Yair Rosenberg in Tablet:
Over the weekend, the New York Times Book Review published a full-length interview with Alice Walker, the Pulitzer Prize-winning author of The Color Purple. The very first question: “What books are on your nightstand?” Walker replied with four, the second of which was:
“And the Truth Shall Set You Free,” by David Icke. In Icke’s books there is the whole of existence, on this planet and several others, to think about. A curious person’s dream come true.
This passed without comment from the New York Times interviewer, and the publication passed it on to readers without qualification. This is rather remarkable because the book is an unhinged anti-Semitic conspiracy tract written by one of Britain’s most notorious anti-Semites.

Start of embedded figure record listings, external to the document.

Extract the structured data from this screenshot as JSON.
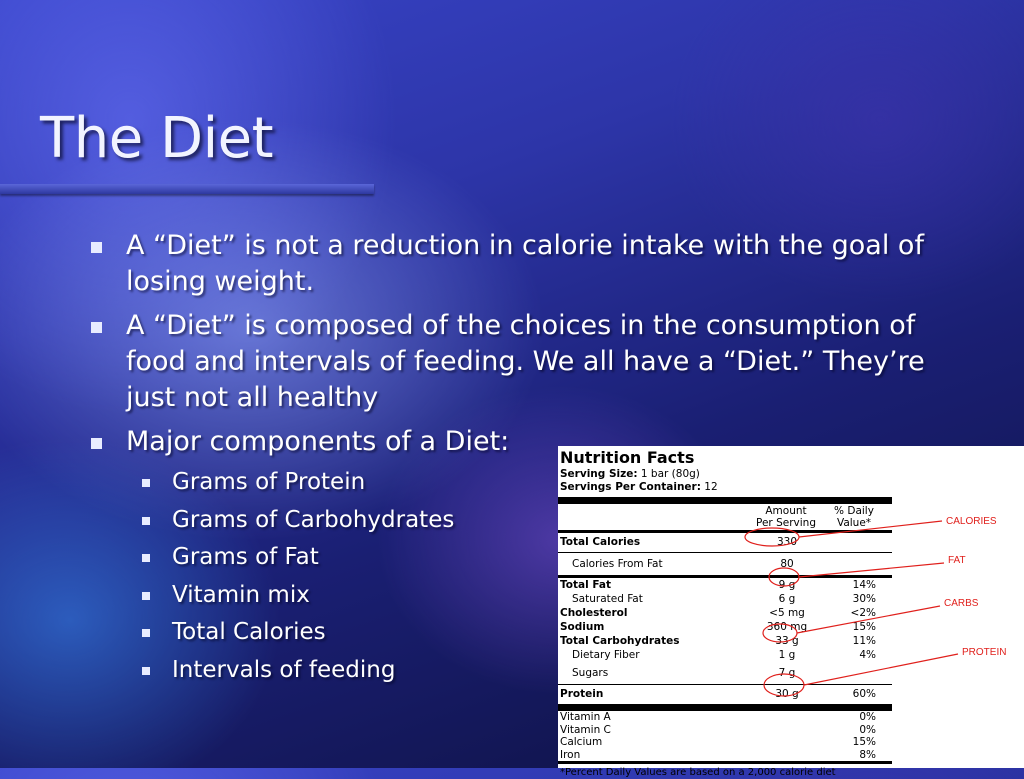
{
  "slide": {
    "title": "The Diet",
    "bullets": [
      {
        "text": "A “Diet” is not a reduction in calorie intake with the goal of losing weight."
      },
      {
        "text": "A “Diet” is composed of the choices in the consumption of food and intervals of feeding.  We all have a “Diet.”  They’re just not all healthy"
      },
      {
        "text": "Major components of a Diet:",
        "sub": [
          "Grams of Protein",
          "Grams of Carbohydrates",
          "Grams of Fat",
          "Vitamin mix",
          "Total Calories",
          "Intervals of feeding"
        ]
      }
    ]
  },
  "nutrition_label": {
    "title": "Nutrition Facts",
    "serving_size_label": "Serving Size:",
    "serving_size_value": "1 bar (80g)",
    "servings_label": "Servings Per Container:",
    "servings_value": "12",
    "header_amount_1": "Amount",
    "header_amount_2": "Per Serving",
    "header_dv_1": "% Daily",
    "header_dv_2": "Value*",
    "total_calories": {
      "name": "Total Calories",
      "amount": "330"
    },
    "calories_from_fat": {
      "name": "Calories From Fat",
      "amount": "80"
    },
    "total_fat": {
      "name": "Total Fat",
      "amount": "9 g",
      "dv": "14%"
    },
    "saturated_fat": {
      "name": "Saturated Fat",
      "amount": "6 g",
      "dv": "30%"
    },
    "cholesterol": {
      "name": "Cholesterol",
      "amount": "<5 mg",
      "dv": "<2%"
    },
    "sodium": {
      "name": "Sodium",
      "amount": "360 mg",
      "dv": "15%"
    },
    "total_carbs": {
      "name": "Total Carbohydrates",
      "amount": "33 g",
      "dv": "11%"
    },
    "fiber": {
      "name": "Dietary Fiber",
      "amount": "1 g",
      "dv": "4%"
    },
    "sugars": {
      "name": "Sugars",
      "amount": "7 g"
    },
    "protein": {
      "name": "Protein",
      "amount": "30 g",
      "dv": "60%"
    },
    "vitamin_a": {
      "name": "Vitamin A",
      "dv": "0%"
    },
    "vitamin_c": {
      "name": "Vitamin C",
      "dv": "0%"
    },
    "calcium": {
      "name": "Calcium",
      "dv": "15%"
    },
    "iron": {
      "name": "Iron",
      "dv": "8%"
    },
    "footnote": "*Percent Daily Values are based on a 2,000 calorie diet"
  },
  "annotations": {
    "calories": "CALORIES",
    "fat": "FAT",
    "carbs": "CARBS",
    "protein": "PROTEIN",
    "color": "#e0201c"
  }
}
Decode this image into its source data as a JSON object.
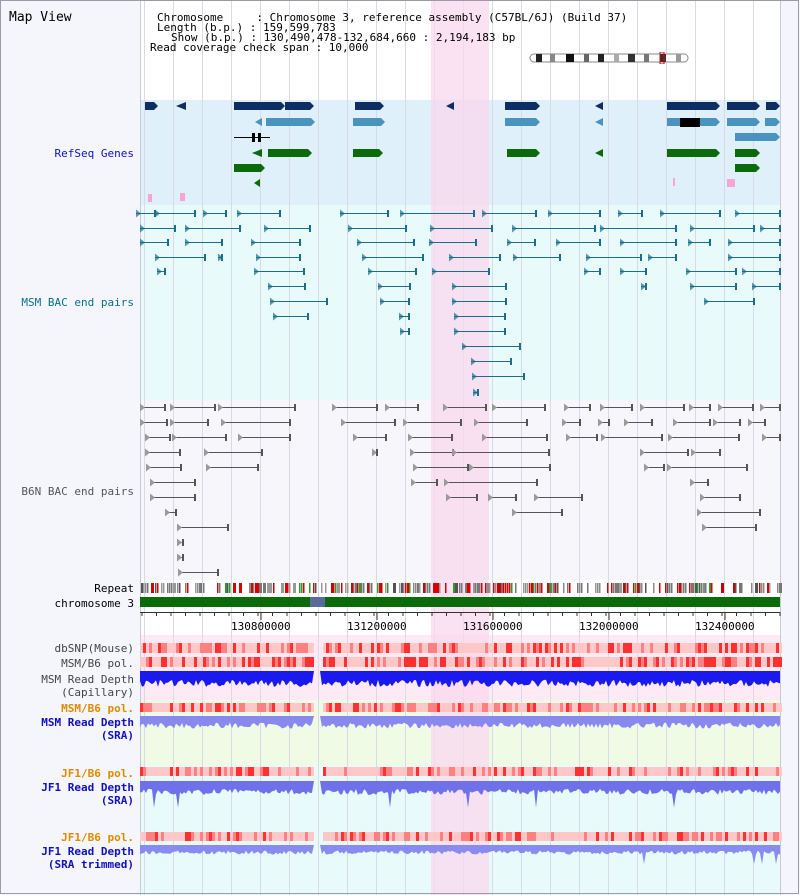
{
  "view_title": "Map View",
  "info": {
    "chromosome_line": "Chromosome     : Chromosome 3, reference assembly (C57BL/6J) (Build 37)",
    "length_line": "Length (b.p.) : 159,599,783",
    "show_line": "Show (b.p.) : 130,490,478-132,684,660 : 2,194,183 bp",
    "read_cov_line": "Read coverage check span : 10,000"
  },
  "tracks": {
    "refseq": "RefSeq Genes",
    "msm_bac": "MSM BAC end pairs",
    "b6n_bac": "B6N BAC end pairs",
    "repeat": "Repeat",
    "chromosome": "chromosome 3",
    "dbsnp": "dbSNP(Mouse)",
    "msm_b6_pol": "MSM/B6 pol.",
    "msm_depth_cap_1": "MSM Read Depth",
    "msm_depth_cap_2": "(Capillary)",
    "msm_b6_pol_sra": "MSM/B6 pol.",
    "msm_depth_sra_1": "MSM Read Depth",
    "msm_depth_sra_2": "(SRA)",
    "jf1_pol_1": "JF1/B6 pol.",
    "jf1_depth_1": "JF1 Read Depth",
    "jf1_depth_1b": "(SRA)",
    "jf1_pol_2": "JF1/B6 pol.",
    "jf1_depth_2": "JF1 Read Depth",
    "jf1_depth_2b": "(SRA trimmed)"
  },
  "axis": {
    "ticks": [
      "130800000",
      "131200000",
      "131600000",
      "132000000",
      "132400000"
    ]
  },
  "colors": {
    "refseq_bg": "#dff0fa",
    "msm_bg": "#e8fafa",
    "gene_navy": "#0b2e63",
    "gene_blue": "#4a93be",
    "gene_green": "#0b6b0b",
    "bac_msm": "#1a6e8a",
    "bac_b6n": "#555555",
    "highlight": "#f9d8ee",
    "orange_label": "#e08a00",
    "blue_label": "#1010c0"
  }
}
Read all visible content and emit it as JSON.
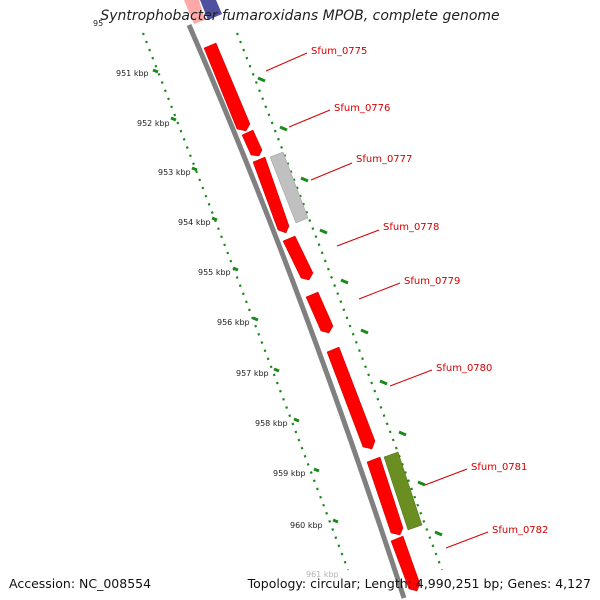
{
  "title": "Syntrophobacter fumaroxidans MPOB, complete genome",
  "footer": {
    "accession": "Accession: NC_008554",
    "topology": "Topology: circular; Length: 4,990,251 bp; Genes: 4,127"
  },
  "scale": {
    "top_partial_label": "95",
    "bottom_partial_label": "961 kbp",
    "ticks": [
      "951 kbp",
      "952 kbp",
      "953 kbp",
      "954 kbp",
      "955 kbp",
      "956 kbp",
      "957 kbp",
      "958 kbp",
      "959 kbp",
      "960 kbp"
    ]
  },
  "colors": {
    "cds": "#ff0000",
    "pseudo": "#c0c0c0",
    "rna": "#6b8e23",
    "upstream": "#5050a0",
    "backbone": "#808080",
    "scale_ticks": "#1a8a1a",
    "label": "#d40000"
  },
  "genes": [
    {
      "label": "Sfum_0775",
      "type": "cds"
    },
    {
      "label": "Sfum_0776",
      "type": "cds"
    },
    {
      "label": "Sfum_0777",
      "type": "cds"
    },
    {
      "label": "Sfum_0778",
      "type": "cds"
    },
    {
      "label": "Sfum_0779",
      "type": "cds"
    },
    {
      "label": "Sfum_0780",
      "type": "cds"
    },
    {
      "label": "Sfum_0781",
      "type": "cds"
    },
    {
      "label": "Sfum_0782",
      "type": "cds"
    }
  ]
}
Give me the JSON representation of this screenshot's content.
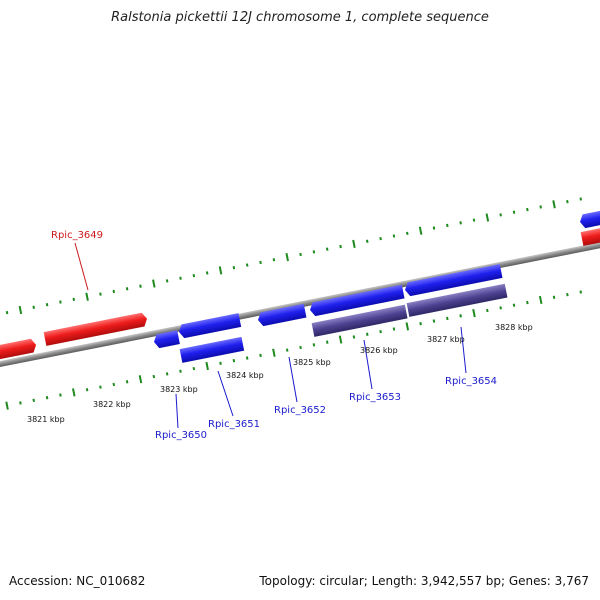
{
  "title": "Ralstonia pickettii 12J chromosome 1, complete sequence",
  "footer": {
    "accession": "Accession: NC_010682",
    "summary": "Topology: circular; Length: 3,942,557 bp; Genes: 3,767"
  },
  "colors": {
    "forward_gene": "#1e1ee6",
    "reverse_gene": "#e51a1a",
    "cds_feature": "#4a3f8c",
    "backbone": "#8a8a8a",
    "tick": "#1f8a1f",
    "gene_label": "#1a1acc",
    "highlight_label": "#cc1a1a"
  },
  "scale_ticks": [
    "3821 kbp",
    "3822 kbp",
    "3823 kbp",
    "3824 kbp",
    "3825 kbp",
    "3826 kbp",
    "3827 kbp",
    "3828 kbp"
  ],
  "genes": [
    {
      "label": "Rpic_3649",
      "strand": "reverse"
    },
    {
      "label": "Rpic_3650",
      "strand": "forward"
    },
    {
      "label": "Rpic_3651",
      "strand": "forward"
    },
    {
      "label": "Rpic_3652",
      "strand": "forward"
    },
    {
      "label": "Rpic_3653",
      "strand": "forward"
    },
    {
      "label": "Rpic_3654",
      "strand": "forward"
    }
  ]
}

A former soccer player turned professional hate peddler, Icke is one of the most influential conspiracy theorists in Europe, and certainly in Britain. Today, he has over 777,000 followers on Facebook, and speaks to audiences around the world. Like many conspiracy theorists, Icke claims that a secret conspiracy controls the world. And like many conspiracy theorists, Icke claims that this secret conspiracy happens to be Jewish. In And the Truth Shall Set You Free, the word “Jewish” appears 241 times, and the name “Rothschild” is mentioned 374 times. These references are not compliments. Indeed, the book was so obviously anti-Semitic that Icke’s publisher refused to publish it, and he had to print it himself.